Cage, of course, is Francis Coppola's nephew, and, at first, there may have been a feeling that Coppola's virtuosity and success had unlocked a Pandora's box of other Coppolas, including Francis' father, Carmine Coppola; sister Talia Shire; and daughter Sofia Coppola. That, actually, is why Nicolas Coppola, at 17, became Nicolas Cage. He says he didn't want the distraction, at auditions, of being a Coppola, of queries and small talk. So he took his stage name from a couple of offbeat Cages: comic-book hero Luke and avant-garde composer John.
Then, after working for his uncle twice - in Rumble Fish (1983) and Cotton Club (1984) - Cage made a breakthrough, under Coppola's direction again, in Peggy Sue Got Married. There has been something nutty about Cage's roles ever since: the hapless convenience-store thief in Raising Arizona, wild man Ronnie Cammareri in Moonstruck, the yuppie would-be vampire of Vampire's Kiss.
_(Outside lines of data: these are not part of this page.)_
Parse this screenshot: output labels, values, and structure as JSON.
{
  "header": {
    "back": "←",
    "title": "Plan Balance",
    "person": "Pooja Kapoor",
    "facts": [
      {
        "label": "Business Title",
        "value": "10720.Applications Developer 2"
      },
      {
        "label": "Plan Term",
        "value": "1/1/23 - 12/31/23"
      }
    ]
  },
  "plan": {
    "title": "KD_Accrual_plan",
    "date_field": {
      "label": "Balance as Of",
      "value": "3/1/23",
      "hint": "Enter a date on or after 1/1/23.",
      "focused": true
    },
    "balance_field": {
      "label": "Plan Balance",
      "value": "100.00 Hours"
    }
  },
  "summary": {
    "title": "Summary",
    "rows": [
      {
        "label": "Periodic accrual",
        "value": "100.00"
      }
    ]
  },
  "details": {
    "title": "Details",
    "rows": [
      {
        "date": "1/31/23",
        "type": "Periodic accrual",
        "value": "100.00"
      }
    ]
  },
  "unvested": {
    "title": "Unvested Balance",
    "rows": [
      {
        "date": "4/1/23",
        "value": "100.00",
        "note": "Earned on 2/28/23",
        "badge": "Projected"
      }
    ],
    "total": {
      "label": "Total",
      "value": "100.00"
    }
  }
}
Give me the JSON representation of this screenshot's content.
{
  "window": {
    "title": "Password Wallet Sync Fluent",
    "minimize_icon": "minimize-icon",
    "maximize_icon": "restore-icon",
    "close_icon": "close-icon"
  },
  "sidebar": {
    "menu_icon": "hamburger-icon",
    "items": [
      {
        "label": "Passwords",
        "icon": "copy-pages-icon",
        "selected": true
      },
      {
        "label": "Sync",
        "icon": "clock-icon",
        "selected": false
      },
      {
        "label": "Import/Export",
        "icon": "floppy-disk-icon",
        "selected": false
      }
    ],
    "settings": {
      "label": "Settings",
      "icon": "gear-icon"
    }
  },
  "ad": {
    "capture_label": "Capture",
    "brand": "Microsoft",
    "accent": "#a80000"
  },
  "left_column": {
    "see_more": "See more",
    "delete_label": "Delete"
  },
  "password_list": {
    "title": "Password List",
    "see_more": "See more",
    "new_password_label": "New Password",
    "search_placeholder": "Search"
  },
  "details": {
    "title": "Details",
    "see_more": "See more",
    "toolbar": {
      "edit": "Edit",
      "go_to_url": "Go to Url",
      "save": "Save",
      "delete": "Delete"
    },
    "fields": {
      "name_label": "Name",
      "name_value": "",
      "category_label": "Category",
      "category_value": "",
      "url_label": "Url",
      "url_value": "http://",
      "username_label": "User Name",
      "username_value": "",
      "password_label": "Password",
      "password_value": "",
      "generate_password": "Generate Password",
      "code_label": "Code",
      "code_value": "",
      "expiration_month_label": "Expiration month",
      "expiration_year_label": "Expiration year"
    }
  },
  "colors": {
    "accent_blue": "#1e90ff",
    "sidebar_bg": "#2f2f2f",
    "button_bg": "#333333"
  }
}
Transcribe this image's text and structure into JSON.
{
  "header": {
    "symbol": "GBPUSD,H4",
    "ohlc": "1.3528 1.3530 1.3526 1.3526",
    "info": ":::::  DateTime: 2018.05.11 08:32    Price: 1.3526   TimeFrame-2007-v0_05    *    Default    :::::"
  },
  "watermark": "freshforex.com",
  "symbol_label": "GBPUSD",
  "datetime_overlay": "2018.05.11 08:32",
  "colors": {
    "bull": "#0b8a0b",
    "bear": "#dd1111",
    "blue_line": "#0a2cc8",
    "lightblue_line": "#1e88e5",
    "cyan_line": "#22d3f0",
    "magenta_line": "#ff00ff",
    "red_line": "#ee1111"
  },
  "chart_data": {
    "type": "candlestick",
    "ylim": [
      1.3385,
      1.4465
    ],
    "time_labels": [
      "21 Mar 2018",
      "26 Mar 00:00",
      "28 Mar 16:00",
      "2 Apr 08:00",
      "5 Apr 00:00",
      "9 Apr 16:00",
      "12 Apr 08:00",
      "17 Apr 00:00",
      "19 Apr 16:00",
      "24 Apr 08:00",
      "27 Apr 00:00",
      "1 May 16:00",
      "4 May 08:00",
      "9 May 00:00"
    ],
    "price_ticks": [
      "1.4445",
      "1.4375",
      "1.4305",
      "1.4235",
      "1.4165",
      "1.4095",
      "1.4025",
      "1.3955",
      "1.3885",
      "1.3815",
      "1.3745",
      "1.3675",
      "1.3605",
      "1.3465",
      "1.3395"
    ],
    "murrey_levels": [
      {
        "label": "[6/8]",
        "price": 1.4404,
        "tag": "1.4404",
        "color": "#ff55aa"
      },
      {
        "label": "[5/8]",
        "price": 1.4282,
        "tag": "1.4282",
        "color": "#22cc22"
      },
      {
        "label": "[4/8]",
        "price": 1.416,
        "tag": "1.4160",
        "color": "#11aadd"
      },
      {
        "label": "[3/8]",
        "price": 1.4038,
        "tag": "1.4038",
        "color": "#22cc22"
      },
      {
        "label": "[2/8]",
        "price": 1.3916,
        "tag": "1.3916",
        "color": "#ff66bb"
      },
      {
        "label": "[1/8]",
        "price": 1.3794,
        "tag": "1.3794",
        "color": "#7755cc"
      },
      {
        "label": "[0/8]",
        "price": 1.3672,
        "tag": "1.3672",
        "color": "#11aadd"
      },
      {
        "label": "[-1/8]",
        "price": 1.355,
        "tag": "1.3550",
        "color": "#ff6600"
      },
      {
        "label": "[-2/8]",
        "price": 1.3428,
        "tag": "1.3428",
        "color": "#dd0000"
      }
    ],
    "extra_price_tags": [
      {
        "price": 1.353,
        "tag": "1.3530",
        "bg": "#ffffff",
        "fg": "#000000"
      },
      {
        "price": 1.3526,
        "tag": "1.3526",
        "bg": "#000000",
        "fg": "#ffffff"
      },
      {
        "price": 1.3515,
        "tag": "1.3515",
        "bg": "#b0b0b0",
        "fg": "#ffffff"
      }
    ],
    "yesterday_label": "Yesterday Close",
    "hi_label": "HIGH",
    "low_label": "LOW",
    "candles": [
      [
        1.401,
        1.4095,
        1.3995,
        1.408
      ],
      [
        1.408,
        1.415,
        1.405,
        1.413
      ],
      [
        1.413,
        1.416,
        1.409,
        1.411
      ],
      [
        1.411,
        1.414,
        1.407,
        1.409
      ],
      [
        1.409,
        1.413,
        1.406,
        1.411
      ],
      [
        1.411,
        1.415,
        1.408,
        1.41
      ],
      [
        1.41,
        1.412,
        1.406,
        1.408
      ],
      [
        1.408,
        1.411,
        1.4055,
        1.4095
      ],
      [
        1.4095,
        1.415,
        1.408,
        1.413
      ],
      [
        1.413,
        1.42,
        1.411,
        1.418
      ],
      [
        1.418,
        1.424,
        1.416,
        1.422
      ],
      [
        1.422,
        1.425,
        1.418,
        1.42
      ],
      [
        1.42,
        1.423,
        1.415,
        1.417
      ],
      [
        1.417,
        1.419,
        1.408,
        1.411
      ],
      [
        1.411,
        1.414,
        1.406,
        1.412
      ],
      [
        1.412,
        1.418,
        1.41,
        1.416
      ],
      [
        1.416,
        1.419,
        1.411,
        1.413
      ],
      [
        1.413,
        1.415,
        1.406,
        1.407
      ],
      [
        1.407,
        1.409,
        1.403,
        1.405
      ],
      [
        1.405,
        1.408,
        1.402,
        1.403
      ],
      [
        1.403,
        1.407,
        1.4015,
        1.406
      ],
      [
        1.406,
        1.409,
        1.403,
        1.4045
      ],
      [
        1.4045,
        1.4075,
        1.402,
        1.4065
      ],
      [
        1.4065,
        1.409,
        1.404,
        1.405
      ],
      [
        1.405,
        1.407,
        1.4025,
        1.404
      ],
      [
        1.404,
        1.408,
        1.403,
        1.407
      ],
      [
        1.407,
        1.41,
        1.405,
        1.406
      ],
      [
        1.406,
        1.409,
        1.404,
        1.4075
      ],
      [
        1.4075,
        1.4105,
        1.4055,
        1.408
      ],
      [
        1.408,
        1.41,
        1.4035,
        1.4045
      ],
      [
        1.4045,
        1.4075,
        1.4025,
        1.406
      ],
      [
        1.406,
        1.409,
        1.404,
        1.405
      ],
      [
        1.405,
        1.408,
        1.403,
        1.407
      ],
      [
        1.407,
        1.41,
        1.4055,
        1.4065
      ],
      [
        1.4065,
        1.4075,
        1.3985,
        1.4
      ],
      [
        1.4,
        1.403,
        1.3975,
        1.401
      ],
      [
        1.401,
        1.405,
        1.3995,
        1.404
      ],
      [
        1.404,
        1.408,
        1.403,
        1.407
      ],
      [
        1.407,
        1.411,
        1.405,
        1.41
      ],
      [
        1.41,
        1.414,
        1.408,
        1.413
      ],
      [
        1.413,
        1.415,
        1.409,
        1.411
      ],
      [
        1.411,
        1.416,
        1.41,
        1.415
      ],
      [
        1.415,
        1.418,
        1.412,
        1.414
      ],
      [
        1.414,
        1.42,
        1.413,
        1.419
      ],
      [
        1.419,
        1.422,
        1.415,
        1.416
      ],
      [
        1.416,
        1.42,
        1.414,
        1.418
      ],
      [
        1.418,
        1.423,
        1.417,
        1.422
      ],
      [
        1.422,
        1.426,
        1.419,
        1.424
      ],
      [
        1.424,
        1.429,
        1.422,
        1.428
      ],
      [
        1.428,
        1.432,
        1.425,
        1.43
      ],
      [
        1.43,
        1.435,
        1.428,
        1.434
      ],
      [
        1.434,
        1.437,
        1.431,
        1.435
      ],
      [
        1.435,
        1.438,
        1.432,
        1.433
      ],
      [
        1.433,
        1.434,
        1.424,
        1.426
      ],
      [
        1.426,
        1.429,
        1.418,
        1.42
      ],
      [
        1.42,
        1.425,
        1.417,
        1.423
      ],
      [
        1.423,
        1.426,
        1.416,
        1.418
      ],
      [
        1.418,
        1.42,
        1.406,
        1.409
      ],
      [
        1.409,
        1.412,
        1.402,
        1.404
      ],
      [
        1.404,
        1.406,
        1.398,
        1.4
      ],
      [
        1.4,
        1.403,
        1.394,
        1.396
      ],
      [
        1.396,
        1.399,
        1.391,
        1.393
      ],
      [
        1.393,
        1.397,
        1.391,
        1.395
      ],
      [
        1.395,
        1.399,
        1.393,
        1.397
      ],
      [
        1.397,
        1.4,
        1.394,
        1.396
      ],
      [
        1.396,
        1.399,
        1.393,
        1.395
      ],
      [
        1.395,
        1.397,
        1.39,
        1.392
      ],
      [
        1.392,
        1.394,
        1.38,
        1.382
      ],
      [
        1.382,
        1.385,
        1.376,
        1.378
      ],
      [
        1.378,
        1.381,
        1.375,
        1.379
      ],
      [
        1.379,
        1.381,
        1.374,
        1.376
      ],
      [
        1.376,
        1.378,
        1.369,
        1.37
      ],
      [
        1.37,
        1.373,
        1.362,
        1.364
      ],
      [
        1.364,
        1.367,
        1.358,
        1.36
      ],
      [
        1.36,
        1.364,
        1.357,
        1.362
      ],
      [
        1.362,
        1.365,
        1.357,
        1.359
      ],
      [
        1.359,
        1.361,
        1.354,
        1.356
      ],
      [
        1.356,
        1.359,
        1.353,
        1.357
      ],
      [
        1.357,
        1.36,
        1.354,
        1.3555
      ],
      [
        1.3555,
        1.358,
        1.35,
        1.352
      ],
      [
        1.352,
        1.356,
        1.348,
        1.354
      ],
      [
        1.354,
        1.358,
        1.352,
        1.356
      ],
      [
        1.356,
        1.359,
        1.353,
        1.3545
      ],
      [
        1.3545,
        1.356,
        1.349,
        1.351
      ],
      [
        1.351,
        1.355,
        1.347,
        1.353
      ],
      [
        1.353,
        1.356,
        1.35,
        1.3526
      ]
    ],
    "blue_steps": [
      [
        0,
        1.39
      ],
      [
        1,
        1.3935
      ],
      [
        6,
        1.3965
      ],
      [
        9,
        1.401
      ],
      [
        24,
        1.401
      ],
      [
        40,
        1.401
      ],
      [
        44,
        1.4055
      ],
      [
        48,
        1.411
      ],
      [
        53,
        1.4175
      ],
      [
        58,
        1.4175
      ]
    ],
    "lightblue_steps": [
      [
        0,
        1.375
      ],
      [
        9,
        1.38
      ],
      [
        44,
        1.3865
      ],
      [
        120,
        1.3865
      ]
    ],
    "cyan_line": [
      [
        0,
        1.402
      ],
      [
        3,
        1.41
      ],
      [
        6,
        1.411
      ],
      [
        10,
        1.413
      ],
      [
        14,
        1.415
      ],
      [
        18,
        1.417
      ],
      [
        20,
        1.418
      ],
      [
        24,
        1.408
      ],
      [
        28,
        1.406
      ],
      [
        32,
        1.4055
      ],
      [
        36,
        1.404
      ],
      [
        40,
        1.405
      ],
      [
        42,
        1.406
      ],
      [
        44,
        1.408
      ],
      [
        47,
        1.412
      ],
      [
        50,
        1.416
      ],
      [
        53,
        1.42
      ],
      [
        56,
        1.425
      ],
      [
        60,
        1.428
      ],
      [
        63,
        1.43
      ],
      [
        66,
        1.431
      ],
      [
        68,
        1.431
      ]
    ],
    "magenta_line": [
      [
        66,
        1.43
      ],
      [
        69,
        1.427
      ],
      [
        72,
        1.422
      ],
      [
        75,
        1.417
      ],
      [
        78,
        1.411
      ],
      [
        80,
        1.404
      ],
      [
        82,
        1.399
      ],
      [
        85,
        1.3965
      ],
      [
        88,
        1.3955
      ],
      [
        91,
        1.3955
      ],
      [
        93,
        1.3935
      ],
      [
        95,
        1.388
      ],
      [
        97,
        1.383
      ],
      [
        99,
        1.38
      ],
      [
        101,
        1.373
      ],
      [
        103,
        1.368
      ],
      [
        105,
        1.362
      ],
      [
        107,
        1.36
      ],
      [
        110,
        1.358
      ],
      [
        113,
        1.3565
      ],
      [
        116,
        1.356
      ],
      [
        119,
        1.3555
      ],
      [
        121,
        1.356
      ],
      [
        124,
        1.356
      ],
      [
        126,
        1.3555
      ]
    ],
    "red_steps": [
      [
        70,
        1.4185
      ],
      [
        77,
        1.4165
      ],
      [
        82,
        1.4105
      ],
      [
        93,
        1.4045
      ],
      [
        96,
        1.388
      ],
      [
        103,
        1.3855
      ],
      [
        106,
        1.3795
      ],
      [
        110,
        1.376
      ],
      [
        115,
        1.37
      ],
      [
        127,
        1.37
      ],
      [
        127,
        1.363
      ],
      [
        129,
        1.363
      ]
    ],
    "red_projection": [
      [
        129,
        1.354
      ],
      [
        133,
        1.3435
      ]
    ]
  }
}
All these performances, on one level, are jokes. But they're serious jokes. There's real pain and anguish and a sense of life's evil forces behind them. Cage, who showed as early as Valley Girl (1983) and Birdy (1985) that he could do primal-man roles with the best of them, has, in the past four years, refined his style. He has sweetened it, opened it out, shown he can suggest the many opposing forces (good-evil, dark-light, hot-cold) that can beat within a single wild breast.
He may be the most playful and goofily inventive of the movies' young American leading men right now. He doesn't have Robin Williams' hot-wire free-association wizardry, Sean Penn's manic intensity, Michael Keaton's razzle-dazzle spontaneity or Denzel Washington's buttery cool. But, in some ways, he comes up with more startling choices than any of them.
''I don't really know what it is that I do as an actor,'' he says. ''I get an image or an idea - and I crystallize it, try to imitate it, make it come to life. Get a visual image first.''
Cage's characters often suggest the swoony survivors of a generation besotted by media: the kids whose body style and ideas were set not by their parents or community but by TV, movies, radio, rock 'n' roll. He often patterns his performances on images he has culled out of culture, high and low. In Wild at Heart, it's Elvis. In Peggy Sue Got Married, he used the voice of a Claymation horse on The Gumby Show. In Moonstruck, wild Ronnie is slightly based on the beast of Cocteau's Beauty and the Beast.